What I’m trying to say is that for DL hardware (especially GPUs), software support and ecosystem are basically more important right now. If you’re more focused on the DL and not on the GPU side, then you’re more interested in the models and neural networking, less interested in low-level GPU tuning for a new architecture, only familiar with the CUDA ecosystem, and less willing to be a ROCm adventurer without immediate results that you need to publish or use.
So it’s true that Vega brings features to consumer GPUs that they don’t usually support, but using them for DL is not trivial. It’s easy to just say that it’ll work; I can tell you that sitting back in my chair I am super curious about Radeon SSG and DL’s perennial main memory bandwidth/size issue, but somebody has to go develop that implementation.
Which is a long way of stating, Vega doesn’t have packed 8-bit support as influential as Demiurge has claimed.
Links/References
https://radeon.com/_downloads/vega-whitepaper-11.6...
https://www.amd.com/Documents/GCN_Architecture_whi... (SAD for pixel shaders introduced)
http://rocm-documentation.readthedocs.io/en/latest...
http://rocm-documentation.readthedocs.io/en/latest...
https://www.hotchips.org/wp-content/uploads/hc_arc...
https://devtalk.nvidia.com/default/topic/966491/te...
mode_13h - Tuesday, July 10, 2018 - link
> AMD says in the Vega whitepaper that INT8 SAD is applicable to several machine learning applications."The NCU also supports a set of 8-bit integer SAD (Sum of Absolute Differences) operations. These operations are important for a wide range of video and image processing algorithms, including image classification for machine learning, motion detection, gesture recognition, stereo depth extraction, and computer vision."
Eh, I still don't think they mean deep learning.

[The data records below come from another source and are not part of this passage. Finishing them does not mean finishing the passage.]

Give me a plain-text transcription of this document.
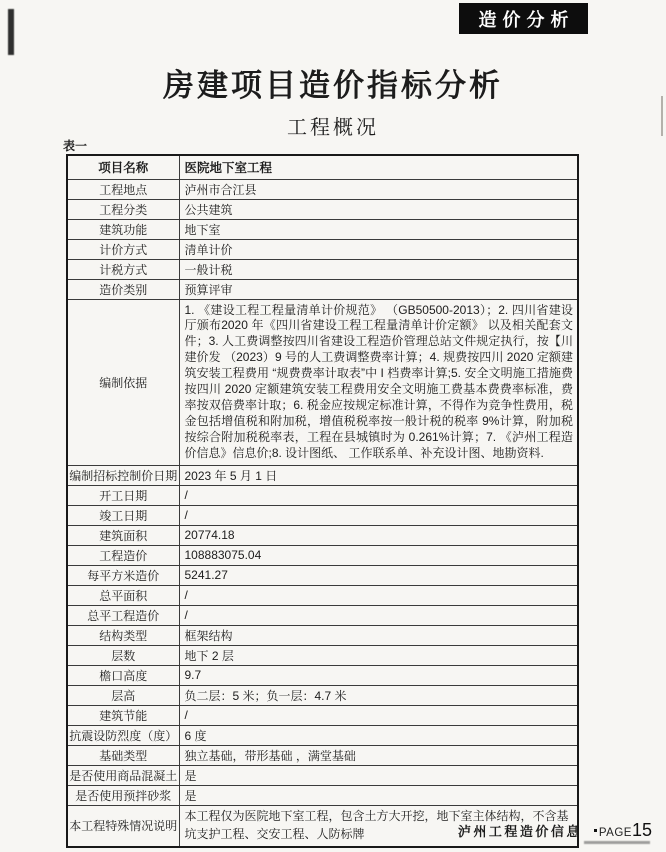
造价分析
房建项目造价指标分析
工程概况
表一
项目名称	医院地下室工程
工程地点	泸州市合江县
工程分类	公共建筑
建筑功能	地下室
计价方式	清单计价
计税方式	一般计税
造价类别	预算评审
编制依据	1. 《建设工程工程量清单计价规范》 （GB50500-2013）；2. 四川省建设厅颁布2020 年《四川省建设工程工程量清单计价定额》 以及相关配套文件；3. 人工费调整按四川省建设工程造价管理总站文件规定执行，按【川建价发 （2023）9 号的人工费调整费率计算；4. 规费按四川 2020 定额建筑安装工程费用 “规费费率计取表”中 I 档费率计算;5. 安全文明施工措施费按四川 2020 定额建筑安装工程费用安全文明施工费基本费费率标准，费率按双倍费率计取；6. 税金应按规定标准计算，不得作为竞争性费用，税金包括增值税和附加税，增值税税率按一般计税的税率 9%计算，附加税按综合附加税税率表，工程在县城镇时为 0.261%计算；7. 《泸州工程造价信息》信息价;8. 设计图纸、 工作联系单、补充设计图、地勘资料.
编制招标控制价日期	2023 年 5 月 1 日
开工日期	/
竣工日期	/
建筑面积	20774.18
工程造价	108883075.04
每平方米造价	5241.27
总平面积	/
总平工程造价	/
结构类型	框架结构
层数	地下 2 层
檐口高度	9.7
层高	负二层：5 米；负一层：4.7 米
建筑节能	/
抗震设防烈度（度）	6 度
基础类型	独立基础，带形基础 ，满堂基础
是否使用商品混凝土	是
是否使用预拌砂浆	是
本工程特殊情况说明	本工程仅为医院地下室工程，包含土方大开挖，地下室主体结构，不含基坑支护工程、交安工程、人防标牌	泸州工程造价信息 PAGE 15
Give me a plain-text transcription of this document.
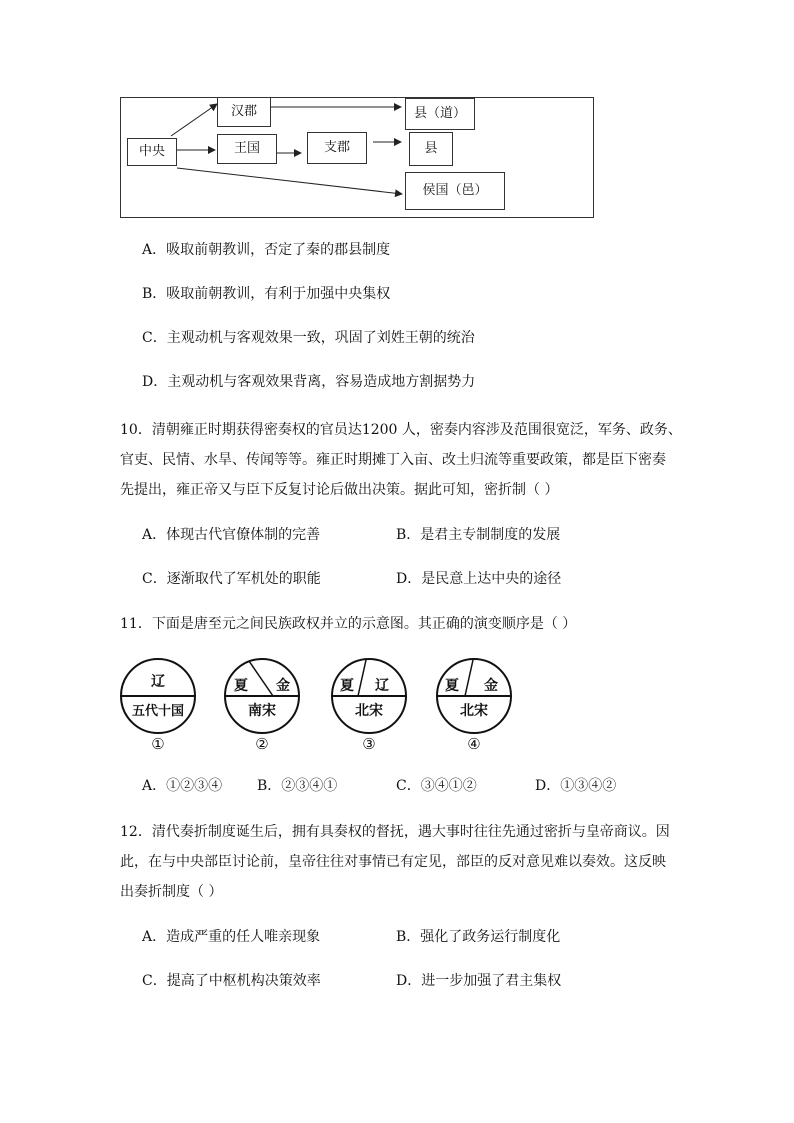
中央
汉郡
王国	支郡
县（道）
县
侯国（邑）
A．吸取前朝教训，否定了秦的郡县制度
B．吸取前朝教训，有利于加强中央集权
C．主观动机与客观效果一致，巩固了刘姓王朝的统治
D．主观动机与客观效果背离，容易造成地方割据势力
10．清朝雍正时期获得密奏权的官员达1200 人，密奏内容涉及范围很宽泛，军务、政务、
官吏、民情、水旱、传闻等等。雍正时期摊丁入亩、改土归流等重要政策，都是臣下密奏
先提出，雍正帝又与臣下反复讨论后做出决策。据此可知，密折制（ ）
A．体现古代官僚体制的完善	B．是君主专制制度的发展
C．逐渐取代了军机处的职能	D．是民意上达中央的途径
11．下面是唐至元之间民族政权并立的示意图。其正确的演变顺序是（ ）
辽
五代十国
①
夏	金
南宋
②
夏	辽
北宋
③
夏	金
北宋
④
A．①②③④ B．②③④①	C．③④①②	D．①③④②
12．清代奏折制度诞生后，拥有具奏权的督抚，遇大事时往往先通过密折与皇帝商议。因
此，在与中央部臣讨论前，皇帝往往对事情已有定见，部臣的反对意见难以奏效。这反映
出奏折制度（ ）
A．造成严重的任人唯亲现象	B．强化了政务运行制度化
C．提高了中枢机构决策效率	D．进一步加强了君主集权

Probably, they're referring to some classical image processing techniques, or maybe preprocessing prior to feeding a CNN. Ideally, you might ask them for examples of where it's used, or maybe at least paper citations (which are conspicuously absent from that part of their whitepaper). But I know this was an ambitious article, so maybe it's something to keep in mind for your coverage of Vega 20.
> results are all in microseconds that are converted to TFLOPS using the kernel dimensions
Dude, that's messed up. At the very least, it shouldn't be TFLOPS unless you're actually using floating-point arithmetic. And if you're using a framework that optimizes your model (such as TensorRT, I think), I wouldn't report end performance as if it were actually using the unoptimized kernel.

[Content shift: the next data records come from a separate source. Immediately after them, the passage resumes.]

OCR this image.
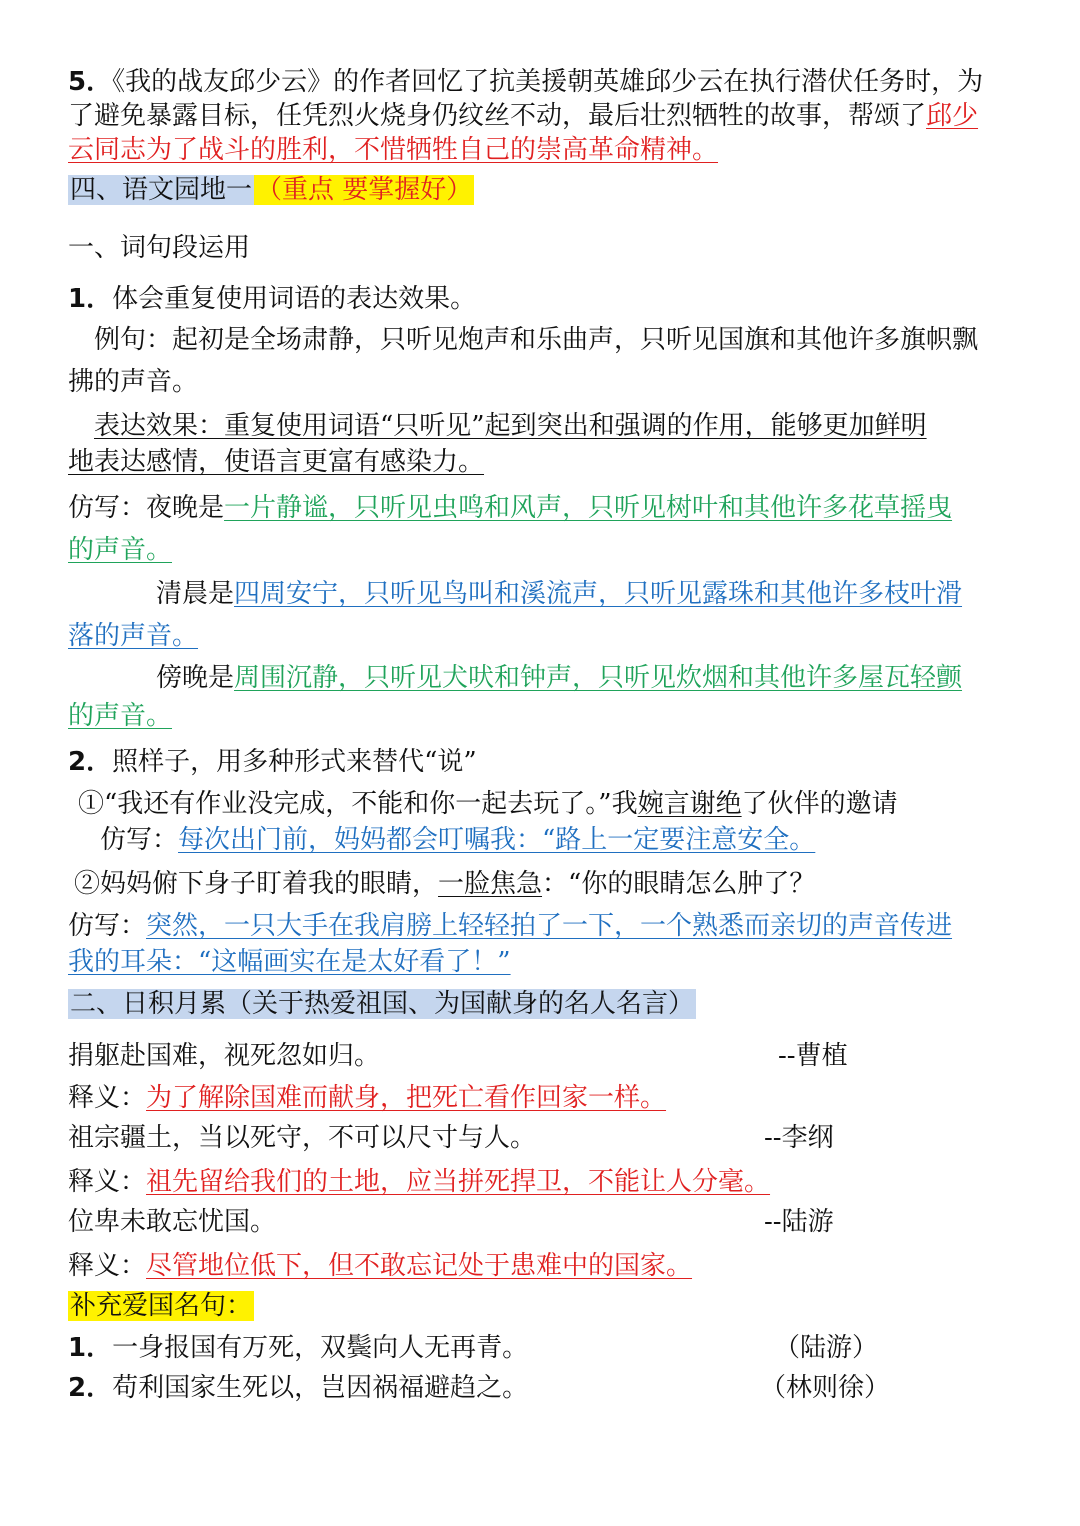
5．《我的战友邱少云》的作者回忆了抗美援朝英雄邱少云在执行潜伏任务时，为
了避免暴露目标，任凭烈火烧身仍纹丝不动，最后壮烈牺牲的故事，帮颂了邱少
云同志为了战斗的胜利，不惜牺牲自己的崇高革命精神。
四、语文园地一 （重点 要掌握好）
一、词句段运用
1．体会重复使用词语的表达效果。
例句：起初是全场肃静，只听见炮声和乐曲声，只听见国旗和其他许多旗帜飘
拂的声音。
表达效果：重复使用词语“只听见”起到突出和强调的作用，能够更加鲜明
地表达感情，使语言更富有感染力。
仿写：夜晚是一片静谧，只听见虫鸣和风声，只听见树叶和其他许多花草摇曳
的声音。
清晨是四周安宁，只听见鸟叫和溪流声，只听见露珠和其他许多枝叶滑
落的声音。
傍晚是周围沉静，只听见犬吠和钟声，只听见炊烟和其他许多屋瓦轻颤
的声音。
2．照样子，用多种形式来替代“说”
①“我还有作业没完成，不能和你一起去玩了。”我婉言谢绝了伙伴的邀请
仿写：每次出门前，妈妈都会叮嘱我：“路上一定要注意安全。
②妈妈俯下身子盯着我的眼睛，一脸焦急：“你的眼睛怎么肿了？
仿写：突然，一只大手在我肩膀上轻轻拍了一下，一个熟悉而亲切的声音传进
我的耳朵：“这幅画实在是太好看了！”
二、日积月累（关于热爱祖国、为国献身的名人名言）
捐躯赴国难，视死忽如归。	--曹植
释义：为了解除国难而献身，把死亡看作回家一样。
祖宗疆土，当以死守，不可以尺寸与人。	--李纲
释义：祖先留给我们的土地，应当拼死捍卫，不能让人分毫。
位卑未敢忘忧国。	--陆游
释义：尽管地位低下，但不敢忘记处于患难中的国家。
补充爱国名句：
1．一身报国有万死，双鬓向人无再青。	（陆游）
2．苟利国家生死以，岂因祸福避趋之。	（林则徐）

> Tuning guides for AMD architectures are not yet filled out on their ROCm documentation, and I couldn’t find out if packed INT8 xSAD is well-integrated as some DL primitive in MIOpen.
Well, "Open" means open source, in this case. One could try and have a look. That said, it's a huge article and nobody could've reasonably expected you to do more. It'd be more digestible if broken into a couple installments, actually.
Anyway, the rough state of MIOpen is actually one of the main reasons we don't currently use AMD. I hope the situation changes by the time Vega 20 launches.
Anyhow, thanks for the comprehensive reply, not to mention the article. There are still a few parts I need to go back & read!